A measure of consumer confidence has increased for a second straight month on more upbeat assessments of business and labor conditions even as concerns about recession and inflation persist.
The Conference Board reported its Consumer Confidence Index rose 4.4 points between August and September. With gains in each of the last two months, the index has climbed to 108. Components of the index tracking current conditions and expectations both increased for September.
“Looking ahead, the improvement in confidence may bode well for consumer spending in the final months of 2022, but inflation and interest rate hikes remain strong headwinds to growth in the short term,” said Lynn Franco, senior director of economic indicators at the Conference Board.
The New York-based think tank bases the index on the results of household surveys. Economists monitor the index because consumer spending accounts for more than two-thirds of economic activity.
More optimistic assessments of current conditions pushed the present situation component of the index up 4.3 points to 149.6.
The proportion of those responding to the survey upon which the September index was based who described business conditions as “good” rose 1.8 points to 20.8 percent. The share of those who said conditions were “bad” fell 1.4 points to 21.2 percent.
The proportion of respondents who said jobs were “plentiful” rose 1.8 points to 49.4 percent. The share of those who said jobs were “hard to get” edged down two-tenths of a point to 11.4 percent.
More upbeat outlooks pushed the expectations component of the index up 4.5 points to 80.3.

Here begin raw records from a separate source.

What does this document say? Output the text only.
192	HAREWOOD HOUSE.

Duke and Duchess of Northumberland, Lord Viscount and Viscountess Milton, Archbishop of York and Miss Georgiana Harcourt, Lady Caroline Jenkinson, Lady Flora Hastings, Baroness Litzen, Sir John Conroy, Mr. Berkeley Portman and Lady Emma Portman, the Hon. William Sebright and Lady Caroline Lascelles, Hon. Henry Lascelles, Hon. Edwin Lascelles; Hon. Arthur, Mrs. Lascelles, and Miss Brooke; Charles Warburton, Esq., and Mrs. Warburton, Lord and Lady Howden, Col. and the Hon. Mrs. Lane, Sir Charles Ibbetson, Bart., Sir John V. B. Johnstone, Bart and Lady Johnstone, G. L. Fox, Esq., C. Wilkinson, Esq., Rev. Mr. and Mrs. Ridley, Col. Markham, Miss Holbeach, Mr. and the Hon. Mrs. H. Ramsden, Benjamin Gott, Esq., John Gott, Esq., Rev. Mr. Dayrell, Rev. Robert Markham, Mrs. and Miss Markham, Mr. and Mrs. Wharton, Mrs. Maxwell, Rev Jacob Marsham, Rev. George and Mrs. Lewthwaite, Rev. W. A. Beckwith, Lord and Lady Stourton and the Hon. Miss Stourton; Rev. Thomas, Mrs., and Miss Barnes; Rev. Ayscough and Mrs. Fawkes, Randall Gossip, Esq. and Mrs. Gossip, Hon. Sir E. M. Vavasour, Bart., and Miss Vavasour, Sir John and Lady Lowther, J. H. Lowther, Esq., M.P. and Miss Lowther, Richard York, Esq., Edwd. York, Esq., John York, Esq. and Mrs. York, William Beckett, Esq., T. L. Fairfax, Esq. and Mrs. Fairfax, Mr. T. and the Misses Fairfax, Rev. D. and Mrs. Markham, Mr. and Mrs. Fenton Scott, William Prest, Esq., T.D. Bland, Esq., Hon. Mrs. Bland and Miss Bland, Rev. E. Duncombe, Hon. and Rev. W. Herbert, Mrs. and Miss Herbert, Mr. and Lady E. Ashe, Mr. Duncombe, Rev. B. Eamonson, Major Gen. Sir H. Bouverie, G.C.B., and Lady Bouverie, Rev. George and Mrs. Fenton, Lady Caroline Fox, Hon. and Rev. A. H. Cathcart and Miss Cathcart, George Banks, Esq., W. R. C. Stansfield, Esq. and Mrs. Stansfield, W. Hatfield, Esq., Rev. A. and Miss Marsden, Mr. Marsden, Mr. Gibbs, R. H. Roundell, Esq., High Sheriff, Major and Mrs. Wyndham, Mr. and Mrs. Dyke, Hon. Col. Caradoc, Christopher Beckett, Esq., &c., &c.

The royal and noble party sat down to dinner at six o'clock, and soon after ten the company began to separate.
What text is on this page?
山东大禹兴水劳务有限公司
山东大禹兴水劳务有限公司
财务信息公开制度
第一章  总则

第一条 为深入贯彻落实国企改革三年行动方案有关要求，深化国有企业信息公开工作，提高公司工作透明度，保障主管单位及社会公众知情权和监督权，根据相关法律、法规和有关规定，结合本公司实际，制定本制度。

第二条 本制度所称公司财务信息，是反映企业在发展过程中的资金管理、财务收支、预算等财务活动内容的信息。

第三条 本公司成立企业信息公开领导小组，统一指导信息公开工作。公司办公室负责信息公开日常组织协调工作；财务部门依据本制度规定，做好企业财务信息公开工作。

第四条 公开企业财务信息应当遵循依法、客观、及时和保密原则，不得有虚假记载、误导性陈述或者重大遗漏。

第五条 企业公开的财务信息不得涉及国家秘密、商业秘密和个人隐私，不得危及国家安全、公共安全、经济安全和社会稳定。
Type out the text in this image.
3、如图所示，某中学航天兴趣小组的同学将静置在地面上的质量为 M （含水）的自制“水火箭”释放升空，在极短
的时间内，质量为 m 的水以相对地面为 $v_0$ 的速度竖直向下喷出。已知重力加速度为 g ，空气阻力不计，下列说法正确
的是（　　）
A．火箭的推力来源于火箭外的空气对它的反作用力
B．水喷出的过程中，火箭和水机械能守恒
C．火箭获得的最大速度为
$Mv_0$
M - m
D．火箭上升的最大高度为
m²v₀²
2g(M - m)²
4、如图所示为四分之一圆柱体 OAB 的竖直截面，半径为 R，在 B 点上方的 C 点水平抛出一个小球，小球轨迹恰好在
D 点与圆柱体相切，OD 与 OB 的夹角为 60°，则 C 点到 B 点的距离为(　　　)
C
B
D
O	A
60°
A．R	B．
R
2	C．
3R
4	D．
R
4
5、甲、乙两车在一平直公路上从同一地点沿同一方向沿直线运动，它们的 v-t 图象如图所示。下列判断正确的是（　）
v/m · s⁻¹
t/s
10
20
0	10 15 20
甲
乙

The share of those who expected business conditions to improve over the next six month rose two points to 19.3 percent. The proportion of those who anticipated worsening conditions fell seven-tenths of a point to 21 percent.
The share of those who expected more jobs to become available in coming months rose four-tenths of a point to 17.5 percent.
The proportion of those who believed fewer jobs will be available fell 1.9 points to 17.7 percent.
While 18.4 percent of respondents expected their incomes to increase, 14.3 percent anticipated lower incomes.